How appropriate.  It is a good name for Jacob, for the people of Israel, and all of us Gentiles who were adopted into her.  We struggle with God, not against God, not as enemies.   This isn’t for sport or fun.  With God, we struggle with real life.  We turn to him, honestly, and fiercely searching for blessings and resolutions. 

I’ve had nights, days, and even weeks like Jacob’s wrestling match—maybe not as sweaty, or physically damaging—but just as real, with a God who is just as real.  The fact that I’m standing here today does not tell you that my doubts were or are all overcome.  It does tell you that I’m still holding on.

“Faith is the courage that conquers doubt, not by removing it, but by taking it as an element into itself.”

One last thing.  It’s interesting.  God came to Jacob in human form.  His full splendor, glory, and eternity was shrouded, as he has always done.  God has always reserved something, he kept it from Jacob, God kept it even from Moses: …his name.

God has never told us his name.  When Jacob asked for his name, the some one asked, (actually, he said,) “Why do you ask?”  In other words, “You know who I am.”

God would later say to Moses, “I am who I am.”

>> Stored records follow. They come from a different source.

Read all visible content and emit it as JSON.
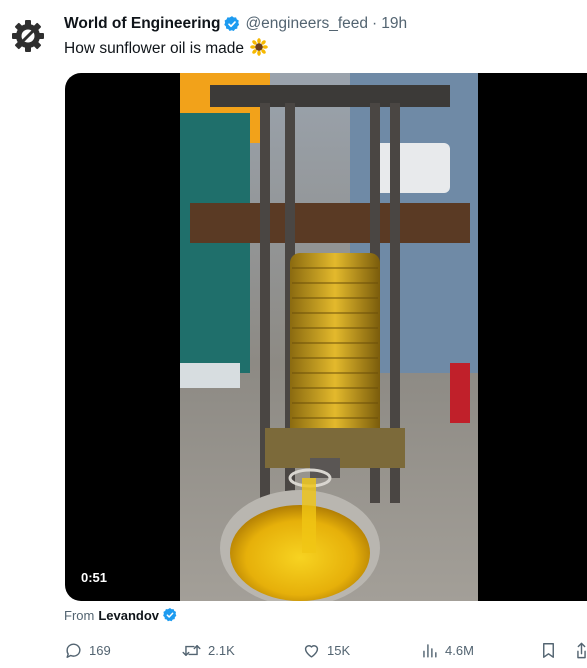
{
  "author": {
    "name": "World of Engineering",
    "handle": "@engineers_feed",
    "separator": "·",
    "time": "19h"
  },
  "tweet": {
    "text": "How sunflower oil is made",
    "emoji_icon": "sunflower-icon"
  },
  "media": {
    "duration": "0:51"
  },
  "source": {
    "prefix": "From",
    "name": "Levandov"
  },
  "actions": {
    "replies": "169",
    "reposts": "2.1K",
    "likes": "15K",
    "views": "4.6M",
    "bookmark_icon": "bookmark-icon",
    "share_icon": "share-icon"
  },
  "colors": {
    "verified": "#1d9bf0",
    "muted": "#536471",
    "text": "#0f1419"
  }
}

Even the sacred name of scripture, Yahweh, is really just a very old form of the “to be” verb.  It means, “the one who is.”

Every name given to God is actually an adjectival noun to describe him.  It’s imagery that tries to describe a piece of eternity and glory that we have yet to comprehend.  These are like shadows cast into our world from the fourth dimension.

 

There is an old thought that knowing someone’s name gives you a special influence, a kind of harness you can have on them.  Paul Tillich, said, “God would not be God if we could possess Him like any object of our familiar world, and verify His reality like any other reality.”

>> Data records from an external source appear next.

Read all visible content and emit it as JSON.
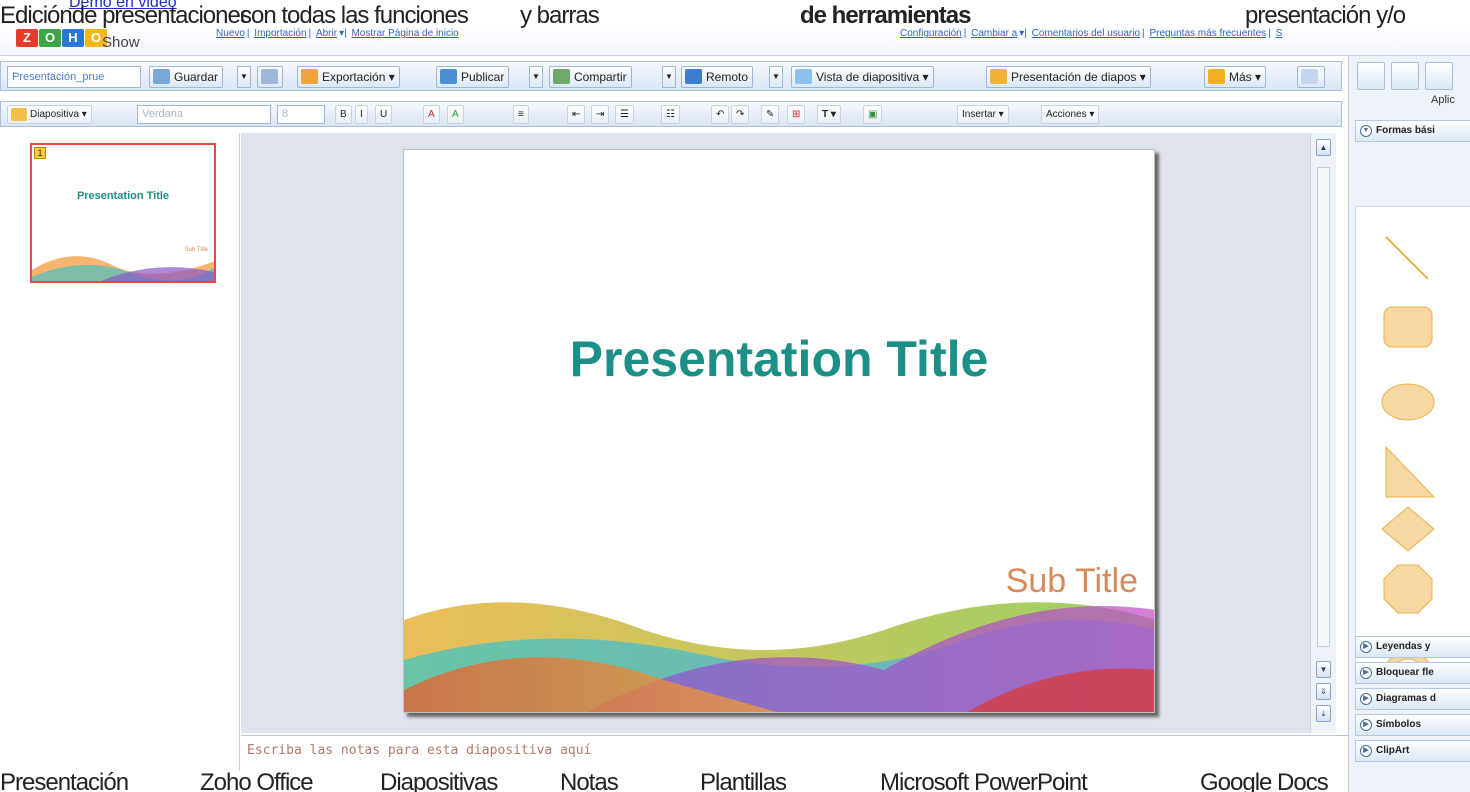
{
  "overlay": {
    "demo_link": "Demo en video",
    "top_fragments": [
      "Ediciónde presentaciones",
      "con todas las funciones",
      "y barras",
      "de herramientas",
      "presentación y/o"
    ],
    "bottom_fragments": [
      "Presentación",
      "Zoho Office",
      "Diapositivas",
      "Notas",
      "Plantillas",
      "Microsoft PowerPoint",
      "Google Docs"
    ]
  },
  "header": {
    "logo_letters": [
      "Z",
      "O",
      "H",
      "O"
    ],
    "product": "Show",
    "links_left": [
      "Nuevo",
      "Importación",
      "Abrir",
      "Mostrar Página de inicio"
    ],
    "links_right": [
      "Configuración",
      "Cambiar a",
      "Comentarios del usuario",
      "Preguntas más frecuentes",
      "S"
    ]
  },
  "toolbar1": {
    "doc_name": "Presentación_prue",
    "save": "Guardar",
    "export": "Exportación",
    "publish": "Publicar",
    "share": "Compartir",
    "remote": "Remoto",
    "slide_view": "Vista de diapositiva",
    "slideshow": "Presentación de diapos",
    "more": "Más"
  },
  "toolbar2": {
    "slide_menu": "Diapositiva",
    "font": "Verdana",
    "size": "8",
    "insert": "Insertar",
    "actions": "Acciones"
  },
  "right_panel": {
    "header": "Aplic",
    "sections": [
      "Formas bási",
      "Leyendas y",
      "Bloquear fle",
      "Diagramas d",
      "Símbolos",
      "ClipArt"
    ]
  },
  "slide": {
    "title": "Presentation Title",
    "subtitle": "Sub Title",
    "number": "1"
  },
  "notes": {
    "placeholder": "Escriba las notas para esta diapositiva aquí"
  },
  "colors": {
    "title": "#1c8f87",
    "subtitle": "#d98a5a",
    "selection": "#ee4444"
  }
}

But with God, the reason we can hope, the reason we can have a faith beyond doubts, is because we believe in a God who is beyond our reach and cannot be harnessed, but chooses to reach instead to us. 

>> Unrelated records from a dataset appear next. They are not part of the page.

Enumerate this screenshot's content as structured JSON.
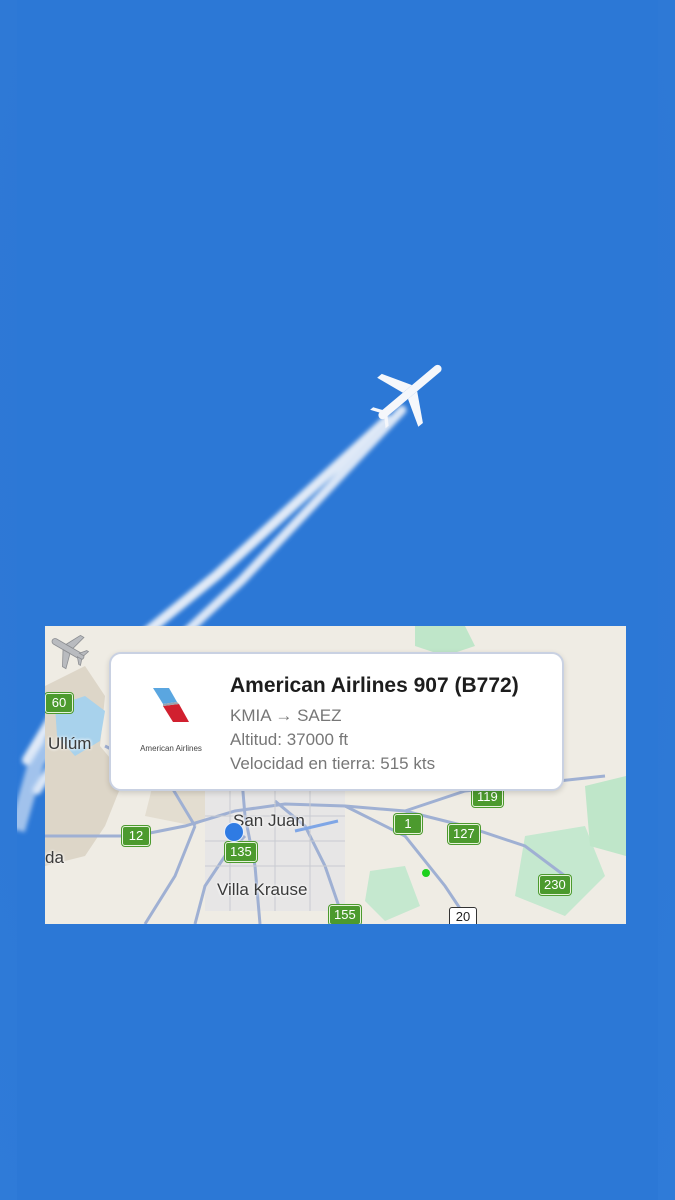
{
  "flight": {
    "title": "American Airlines 907 (B772)",
    "route": "KMIA → SAEZ",
    "altitude": "Altitud: 37000 ft",
    "ground_speed": "Velocidad en tierra: 515 kts",
    "logo_caption": "American Airlines"
  },
  "map": {
    "places": {
      "ullum": "Ullúm",
      "san_juan": "San Juan",
      "villa_krause": "Villa Krause",
      "partial_left": "da"
    },
    "routes": {
      "r60": "60",
      "r12": "12",
      "r135": "135",
      "r119": "119",
      "r1": "1",
      "r127": "127",
      "r230": "230",
      "r155": "155",
      "r20": "20"
    }
  },
  "icons": {
    "airline_logo": "american-airlines-logo",
    "aircraft": "airplane-icon",
    "location": "my-location-dot"
  },
  "colors": {
    "sky": "#2f7ad6",
    "route_shield": "#4c9a2e",
    "popup_border": "#c9d1e2"
  }
}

He chooses to live among us.  He is a God who is present because he chooses to be present, not because we conjure him into our lives.  He is a God who loves us simply because he chooses us, not because we talk him into it, or prove our value.  He is influenced by us, and, yes, influenced by our cries and prayers, not because we hold some human sway over him, but because he freely wishes to answer and save us.

He even wrestles with us.  He embraces our fears and doubts, makes them his struggle, too.  He does this not because we call out to him, not because we force him into the match—but because he doesn’t want to let us go, not without giving us a hope of ultimate resolution.  He wants to give us a new name and destiny, a blessing.

He is God.  The fact that he reserves his name describes his eternal glory that can’t be touched.  It also describes his desire and free choice to embrace us, as he did Jacob that night, as he did through the forgiving embrace of Esau, his brother, the next day. 

He embraces us through the life and hands of Jesus Christ, stretched on a cross and lifted in blessing at his ascension, and each and everyday, through people and life around you, by the power of the Holy Spirit.

God freely wrestles with and embraces you.  If you have a list of friends and a list of people you fight against, put God on both of them.  Actually, he is already there, through those people.

 

You may not know his name.  But you know who he is.  The Great I AM, untouchable, but wrestling with you and embracing you.  He won’t let go, so don’t you let go.